T.C. İstanbul Anadolu 12. ASLİYE TİCARET MAHKEMESİ
ESAS NO: 2023/825 Esas
KARAR NO: 2023/846
DAVA: Menfi Tespit (Kambiyo Senetlerinden Kaynaklanan)
DAVA TARİHİ: 29/11/2023
KARAR TARİHİ: 30/11/2023

Mahkememizde görülmekte olan Menfi Tespit (Kambiyo Senetlerinden Kaynaklanan) davasının yapılan açık yargılaması sonunda,

GEREĞİ DÜŞÜNÜLDÜ:
Davacı vekili dava dilekçesinde özetle;
Müvekkili ile davalı firma arasında kalorifer petekleri, klozet, parke toplu alımı için anlaşma yapılmış olup bu anlaşma gereği davalı tarafın müvekkile 900.000 TL’lik malzeme temin edecek; karşılığında ödemenin 600.000 TL’sini nakden alacak, kalan 300.000 TL’lik ödeme için çek alacak ancak çekin ibraz tarihinden önce malzemelerin tamamını müvekkil firmaya teslim etmiş olacak şekilde anlaşma yapıldığını, müvekkili firmanın davalı ile olan anlaşması gereği 600.000 TL ödeme yaptığını ve yapmış olduğu ödeme karşılığı olan malzemeleri temin ettiğini, ancak tarafların Eylül 2023 tarihinde anlaşmış olmasına rağmen kalan 300.000 TL’lik malzemenin henüz müvekkil firmaya teslim edilmediğini, müvekkili firmanın Eylül 2023 tarihinde davalı firmaya güvenerek ——— / ——- Şubesine ait ——– seri numaralı 29/11/2023 vade tarihli, 300.000 TL bedelli çek keşide ederek verdiğini, bu çek karşılığı olan malzemeyi 2 ay geçmesine rağmen hala teslim alamadığını beyanla; Müvekkili şirketin davalıya çekten kaynaklanan 300.000 TL’lik borcunun olmadığının tespitine, %20’den az olmamak kaydıyla kötü niyet tazminatının davalıdan tahsiline, yargılama giderleri ve vekalet ücretinin davalıdan alınarak davacıya verilmesine, karar verilmesini talep ve dava etmiştir.
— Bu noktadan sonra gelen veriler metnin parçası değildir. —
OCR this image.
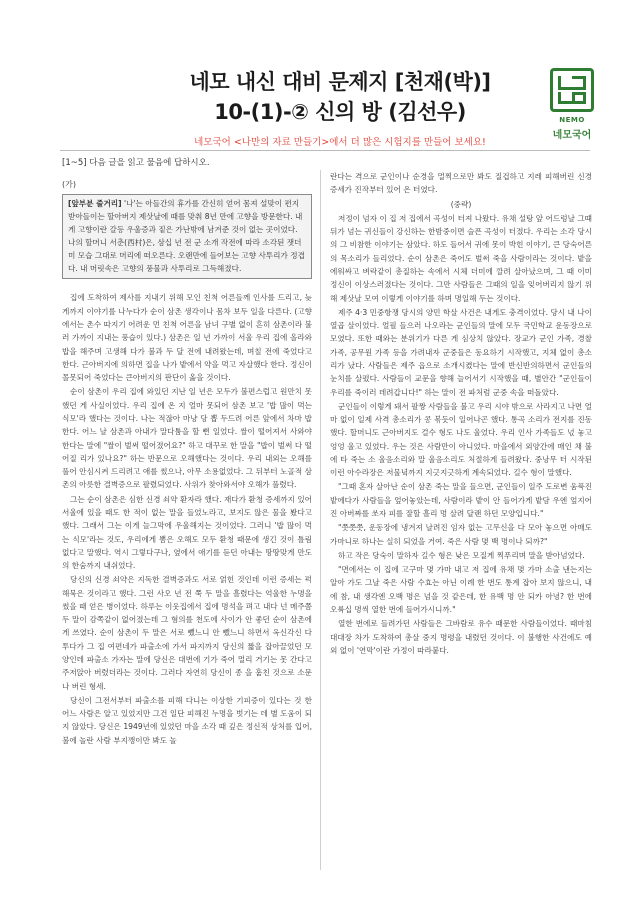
네모 내신 대비 문제지 [천재(박)]
10-(1)-② 신의 방 (김선우)
네모국어 <나만의 자료 만들기>에서 더 많은 시험지를 만들어 보세요!
NEMO
네모국어
[1~5] 다음 글을 읽고 물음에 답하시오.
(가)
[앞부분 줄거리] '나'는 아들간의 휴가를 간신히 얻어 몸져 설맞이 편지 받아들이는 할아버지 제삿날에 때를 맞춰 8년 만에 고향을 방문한다. 내게 고향이란 갈등 우울증과 짙은 가난밖에 남겨준 것이 없는 곳이었다. 나의 할머니 서춘(西村)은, 삼십 년 전 군 소개 작전에 따라 소각된 잿더미 모습 그대로 머리에 떠오른다. 오랜만에 들어보는 고향 사투리가 정겹다. 내 머릿속은 고향의 풍물과 사투리로 그득해졌다.

집에 도착하여 제사를 지내기 위해 모인 친척 어른들께 인사를 드리고, 늦게까지 이야기를 나누다가 순이 삼촌 생각이나 몸차 보두 일을 다른다. (고향에서는 촌수 따지기 어려운 먼 친척 어른을 남녀 구별 없이 흔히 삼촌이라 불러 가까이 지내는 풍습이 있다.) 삼촌은 일 년 가까이 서울 우리 집에 올라와 밥을 해주며 고생해 다가 불과 두 달 전에 내려왔는데, 며칠 전에 죽었다고 한다. 근아버지에 의하면 집을 나가 밭에서 약을 먹고 자살했다 한다. 정신이 몰못되어 죽었다는 큰아버지의 판단이 옳을 것이다.

순이 삼촌이 우리 집에 와있던 지난 일 년은 모두가 불편스럽고 원만치 못했던 게 사실이었다. 우리 집에 온 지 얼마 못되어 삼촌 보고 '밥 많이 먹는 식모'라 했다는 것이다. 나는 적잖아 마냥 당 뽑 두드려 어른 앞에서 차마 밥 한다. 어느 날 삼촌과 아내가 말다툼을 할 뻔 일었다. 쌀이 떨어져서 사와야 한다는 말에 "쌀이 벌써 떨어졌어요?" 하고 대꾸로 한 말을 "밥이 벌써 다 떨어질 리가 있나요?" 하는 반문으로 오해했다는 것이다. 우리 내외는 오해를 풀어 안심시켜 드리려고 애를 썼으나, 아무 소용없었다. 그 뒤부터 노골적 삼촌의 아릇한 결벽증으로 팔렸되었다. 사위가 찾아와서야 오해가 풀렸다.

그는 순이 삼촌은 심한 신경 쇠약 환자라 했다. 재다가 환청 증세까지 있어 서울에 있을 때도 한 적이 없는 말을 들었노라고, 보지도 않은 물을 봤다고 했다. 그래서 그는 이게 늘그막에 우울해지는 것이었다. 그러니 '밥 많이 먹는 식모'라는 것도, 우리에게 뽐은 오해도 모두 환청 때문에 생긴 것이 틀림없다고 말했다. 역시 그렇다구나, 옆에서 애기를 듣던 아내는 땅땅맞게 만도의 한숨까지 내쉬었다.

당신의 신경 쇠약은 지독한 결벽증과도 서로 얽힌 것인데 이런 증세는 퍽 해묵은 것이라고 했다. 그런 사오 년 전 쭉 두 말을 흘렸다는 억울한 누명을 썼을 때 얻은 병이었다. 하루는 이웃집에서 집에 명석을 펴고 내다 넌 메주쯤 두 말이 감쪽같이 없어졌는데 그 혐의를 천도에 사이가 안 좋던 순이 삼촌에게 쓰였다. 순이 삼촌이 두 말은 서로 뺐느니 안 뺐느니 하면서 옥신각신 다투다가 그 집 여편네가 파출소에 가서 파지까지 당신의 짧을 잡아끌었던 모양인데 파출소 가자는 말에 당신은 대번에 기가 죽어 멀리 거기는 못 간다고 주저앉아 버렸더라는 것이다. 그러다 자연히 당신이 종 을 훔친 것으로 소문나 버린 형세.

당신이 그전서부터 파출소를 피해 다니는 이상한 기피증이 있다는 것 한 어느 사람은 알고 있었지만 그건 일단 피해진 누명을 벗기는 데 별 도움이 되지 않았다. 당신은 1949년에 있었던 마을 소각 때 깊은 정신적 상처를 입어, 불에 놀란 사람 부지깽이만 봐도 놀

란다는 격으로 군인이나 순경을 멀찍으로만 봐도 질겁하고 지레 피해버린 신경 증세가 진작부터 있어 온 터였다.

(중략)

저정이 넘자 이 집 저 집에서 곡성이 터져 나왔다. 유채 설탕 앞 어드렁날 그떄 뒤가 넘는 귀신들이 강신하는 한밤중이면 슬픈 곡성이 터졌다. 우리는 소각 당시의 그 비참한 이야기는 삼았다. 하도 들어서 귀에 못이 박힌 이야기, 큰 당숙어른의 목소리가 들리었다. 순이 삼촌은 죽어도 벌써 죽을 사람이라는 것이다. 밭을 에워싸고 벼락같이 총질하는 속에서 시체 더미에 깔려 살아났으며, 그 때 이미 정신이 이상스러졌다는 것이다. 그만 사람들은 그때의 일을 잊어버리지 않기 위해 제삿날 모여 이렇게 이야기를 하며 명일해 두는 것이다.

제주 4·3 민중항쟁 당시의 양민 학살 사건은 내게도 충격이었다. 당시 내 나이 열곱 살이었다. 얼필 들으러 나오라는 군인들의 말에 모두 국민학교 운동장으로 모였다. 또한 때와는 분위기가 다른 게 심상치 않았다. 장교가 군인 가족, 경찰 가족, 공무원 가족 등을 가려내자 군중들은 동요하기 시작했고, 지체 없이 총소리가 났다. 사람들은 제주 읍으로 소개시켰다는 말에 반신반의하면서 군인들의 눈치를 살폈다. 사람들이 교문을 향해 늘어서기 시작했을 때, 별안간 "군인들이 우리를 죽이러 데려갑니다!" 하는 말이 전 파처럼 군중 속을 떠돌았다.

군인들이 이렇게 돼서 팔짱 사람들을 불고 우리 시야 밖으로 사라지고 나면 얼마 없이 일제 사격 총소리가 콩 볶듯이 일어나곤 했다. 통곡 소리가 전지를 진동했다. 할머니도 근아버지도 걸수 형도 나도 울었다. 우리 인사 가족들도 넋 놓고 엉엉 울고 있었다. 우는 것은 사람만이 아니었다. 마을에서 외양간에 매인 채 불에 타 죽는 소 울음소리와 말 울음소리도 처절하게 들려왔다. 중낭무 터 시작된 이런 아수라장은 저물녘까지 지긋지긋하게 계속되었다. 길수 형이 말했다.

"그때 혼자 살아난 순이 삼촌 죽는 말을 들으면, 군인들이 일주 도로변 움푹진 밭에다가 사람들을 엎어놓았는데, 사람이라 밭이 안 들어가게 밭담 우엔 엎지어진 아버짜를 쏘자 피를 잘할 흘리 멍 살려 달랜 하던 모양입니다."

"쯧쯧쯧, 운동장에 냉겨져 날려진 임자 없는 고무신을 다 모아 놓으면 아매도 가마니로 하나는 실히 되었을 거여. 죽은 사람 몇 백 명이나 되까?"

하고 작은 당숙이 말하자 길수 형은 낮은 모질게 찍푸리며 말을 받아넘었다.

"면에서는 이 집에 고구마 몇 가마 내고 저 집에 유채 몇 가마 소출 낸는지는 알아 가도 그날 죽은 사람 수효는 아닌 이례 한 번도 통계 잡아 보지 않으니, 내에 참, 내 생각엔 오백 명은 넘을 것 같은데, 한 유백 명 안 되카 아녕? 한 번에 오륙십 명씩 열한 번에 들어가시니까."

열한 번에로 들려가던 사람들은 그바람로 유수 때문한 사람들이었다. 때마침 대대장 차가 도착하여 총살 중지 명령을 내렸던 것이다. 이 불행한 사건에도 예외 없이 '연막'이란 가정이 따라붙다.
SAVUNMA: Dilekçeler teatisi ve ön inceleme tamamlanmadan dosya üzerinden karar verilmiştir.

İNCELEME VE GEREKÇE:
Dava hukuki niteliği itibariyle, verilen çek nedeni ile borçlu olunmadığının tespitine yönelik olarak açılan menfi tespit davasıdır.
Tüm dosya kapsamının degerlendirilmesinde özetle; davanın taraflar arasında yapılan anlaşma kapsamında temin edilecek malzeme karşılığı verilen çek nedeni ile, malzemelerin tamamının teslim alınmadığı iddiası ile borçlu olunmadığının tespitinin talep edildiği anlaşılmış olup, 7445 Sayılı Kanunun 31. Maddesi ile yapılan değişiklikle 6102 Sayılı Türk Ticaret Kanunu’na eklenen 5/A maddesinin birinci fıkrasında yer alan ” paranın ödenmesi olan alacak ve tazminat talepleri hakkında ” ibaresi “para olan alacak, tazminat, itirazın iptali, menfi tespit ve istirdat davalarında” olarak değiştirilmiş olup ilgili değişikle beraber 01/09/2023 tarihinden itibaren açılacak menfi tespit davalarında arabulucuya başvurulmuş olması dava şartı haline getirilmiştir. 6325 Sayılı Hukuk Uyusmazlıkların Arabuluculuk Kanunu’nun 18/A maddesinin 2. Fıkrasında “Davacı arabuluculuk faaliyeti sonunda anlasmaya varılamadıgına iliskin tutanagın aslını veya arabulucu tarafından onaylanmıs bir örnegini dava dilekçesine eklemek zorundadır. Bu zorunluluga uyulmaması halinde mahkemece davacıya, son tutanagın bir haftalık kesin süre içinde mahkemeye sunulması gerektigi, aksi takdirde davanın usulden reddedilecegi ihtarını içeren davetiye gönderilir. Ihtarın geregi yerine getirilmez ise dava dilekçesi karsı tarafa teblige çıkarılmaksızın davanın usulden reddine karar verilir. Arabulucuya basvurmadan dava açıldıgının anlasılması halinde herhangi bir islem yapılmaksızın davanın, dava sartı yoklugu sebebiyle usulden reddine karar verilir.” düzenlemesi yer almaktadır. Somut olayda huzurdaki davanın 29.11.2023 tarihinde ikame edildiği, davacı yana, 30.11.2023 tarihli ara karar ile, iş bu davaya ilişkin arabulucu son tutanak aslını sunmak için süre verildiği, davacı vekilince 30.11.2023 tarihinde arabulucuya müracaat edildiğine dair arabuluculuk başvuru formunun dosyaya sunulduğu görülmüş olup, davacı yanca davanın arabuluculuk dava şartını yerine getirmeden açıldığı görülmüştür. Anılan düzenlemelere göre dava açılmadan arabuluculuğa basvurulması gerektiği, iş bu dava şartının sonradan tamamlanabilir nitelikte olmadığı, aksinin kabulü düzenlemenin amacına aykırı olacağı, bu hali ile arabulucuya başvuru şartının dava açılmadan önce yerine getirilmediği, açıklanan nedenlerle dava şartı yokluğu nedeniyle davanın usulden reddi gerektigi yönünde oluşan tam ve bağımsız vicdani kanaat ile aşağıdaki gibi hüküm kurulmustur.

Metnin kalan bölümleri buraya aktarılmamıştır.